Doch bei aller Intensität und aller Dramatik, die man im Rahmen der eigentlich auf simple Entscheidungen reduzierbaren Mechanik erlebt, fehlt mir etwas: Grauzonen. So lebendig die Dialoge auch wirken, sind sie insgesamt eher kurz ausgefallen und wie nahezu alles auf Ja oder Nein, Schwarz oder Weiß, Tun oder Lassen, A oder B ausgelegt. Dementsprechend reduziert sich die Mechanik auf ein emotionales Trial & Error. Da einem dies schon relativ früh klar wird, wird Beholder schneller zu einer virtuellen Ameisenfarm, als ihm gut tut. So habe ich irgendwann kaum noch über die moralischen Implikationen nachgedacht, sondern meine Entscheidungen eher aus Experimentierfreude getroffen. Aus Neugier, was als Nächstes auf Karl Stein und die Hausbewohner einprasselt. Da man in einem Durchlauf (zwischen fünf und acht Stunden) auf dem Weg zu den unterschiedlichen Enden nicht alle Storypfade (v.a. bei den Hausbewohnern) kennenlernen kann, bleibt man auch neugierig und trifft bestimmte Entscheidungen beim zweiten (oder dritten) Mal bewusst anders. Allerdings hätte hier ein gewisser Zufallsfaktor nicht geschadet. Denn abseits des einen oder anderen vorher nicht gesehenen Erzählstranges bleiben die großen Überraschungen bei den erneuten Durchläufen aus.

  1. Hmm, den Satz "auch wenn irgendwann die emotionale Anbindung verloren geht" finde ich interessant.
    Ist das vielleicht auch Zweck des Spiels, zu zeigen, dass die Emotionen als "Wächter" in totalitären Regimes verloren gehen?

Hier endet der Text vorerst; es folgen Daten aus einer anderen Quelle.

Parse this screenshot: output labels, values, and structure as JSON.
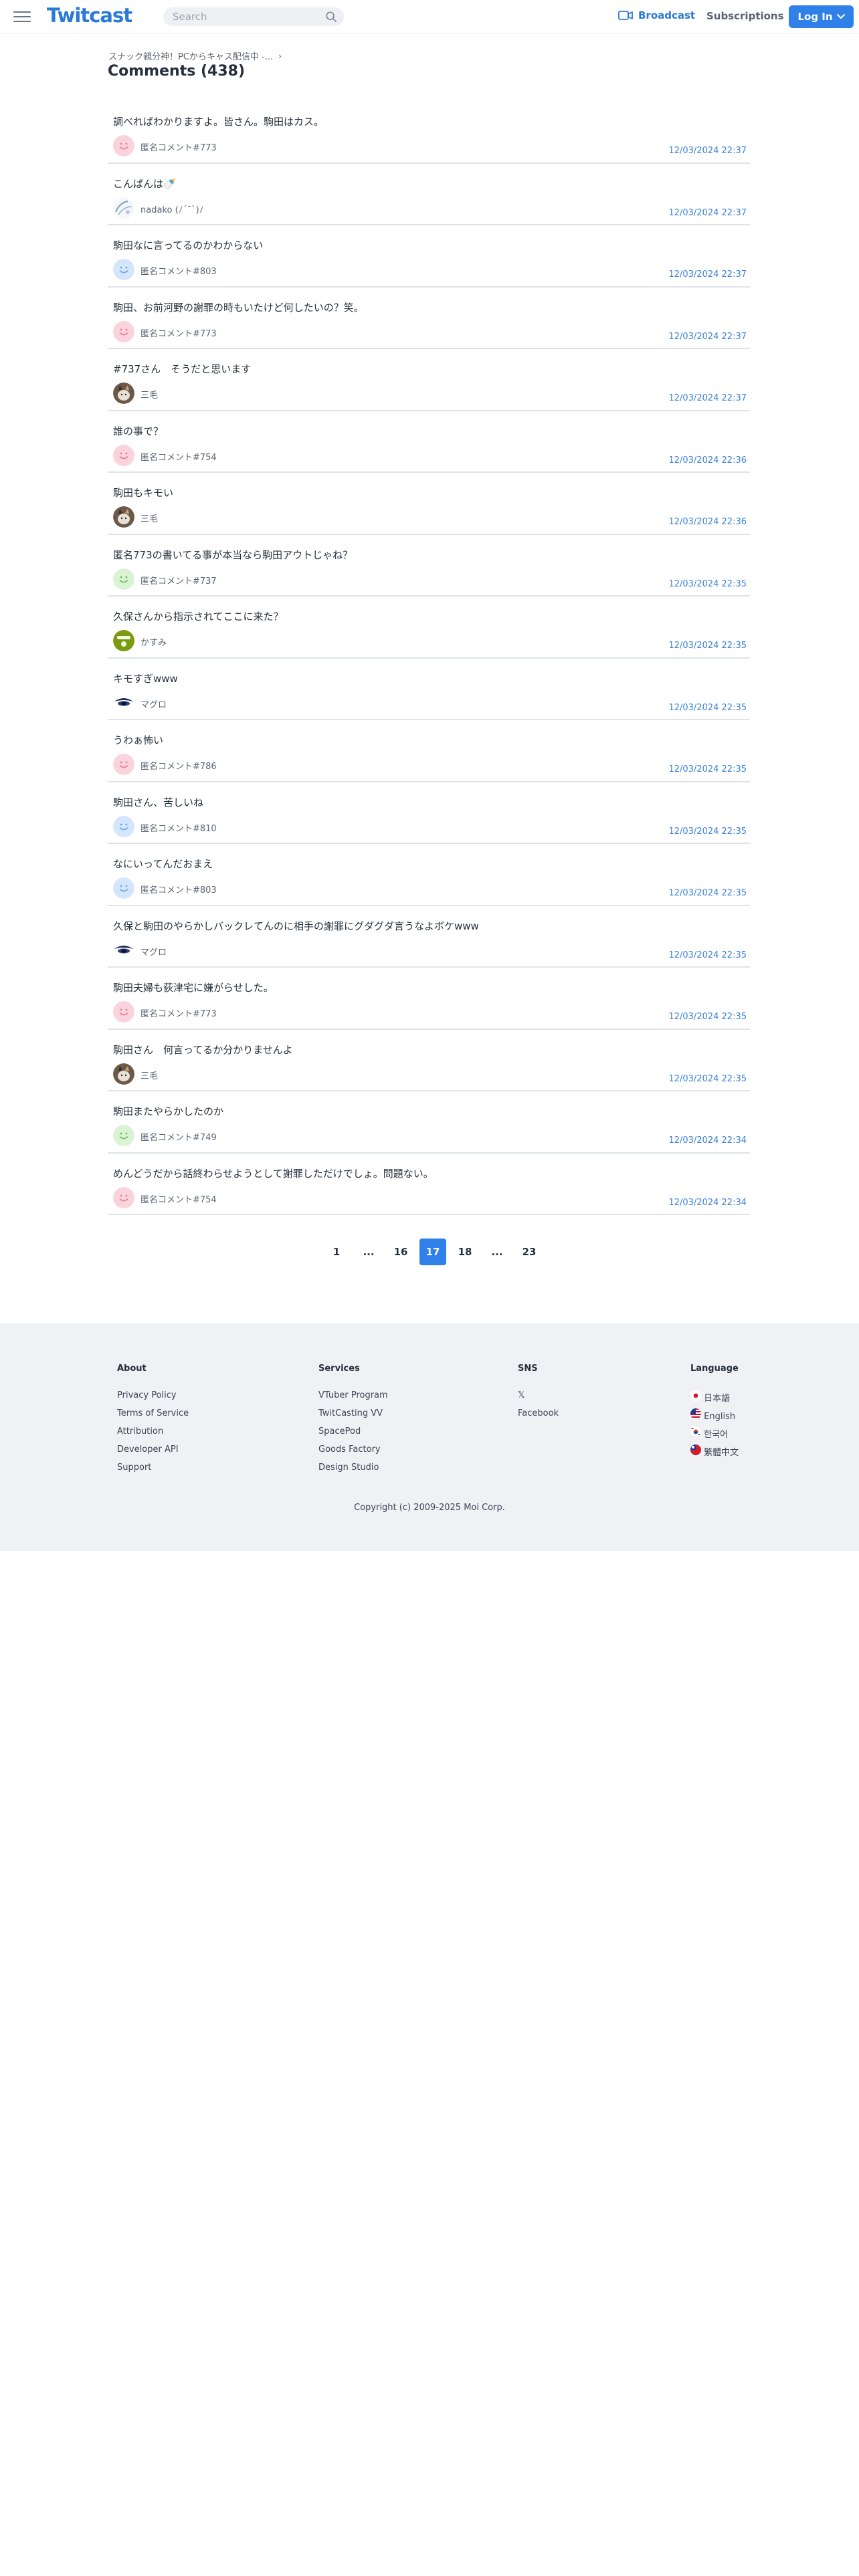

    Mich reizt das Spiel ja schon, aber am Dienstag kommt The Hidden Ones und am Freitag Monster Hunter, also muss das Spiel erst mal warten ...

  2. Wir haben im Januar, Februar einfach mehr Zeit für kleinere Spiele oder Umsetzungen. Und die aktuellen Tests zu "Nantucket" oder "Inner Space" kamen ja direkt zum Releasetag. Uns wird auch dieses Jahr viel durch die Lappen gehen, gerade was kleinere PC-Titel betrifft. Aber die wirklich wichtigen haben wir eigentlich immer auf dem Radar.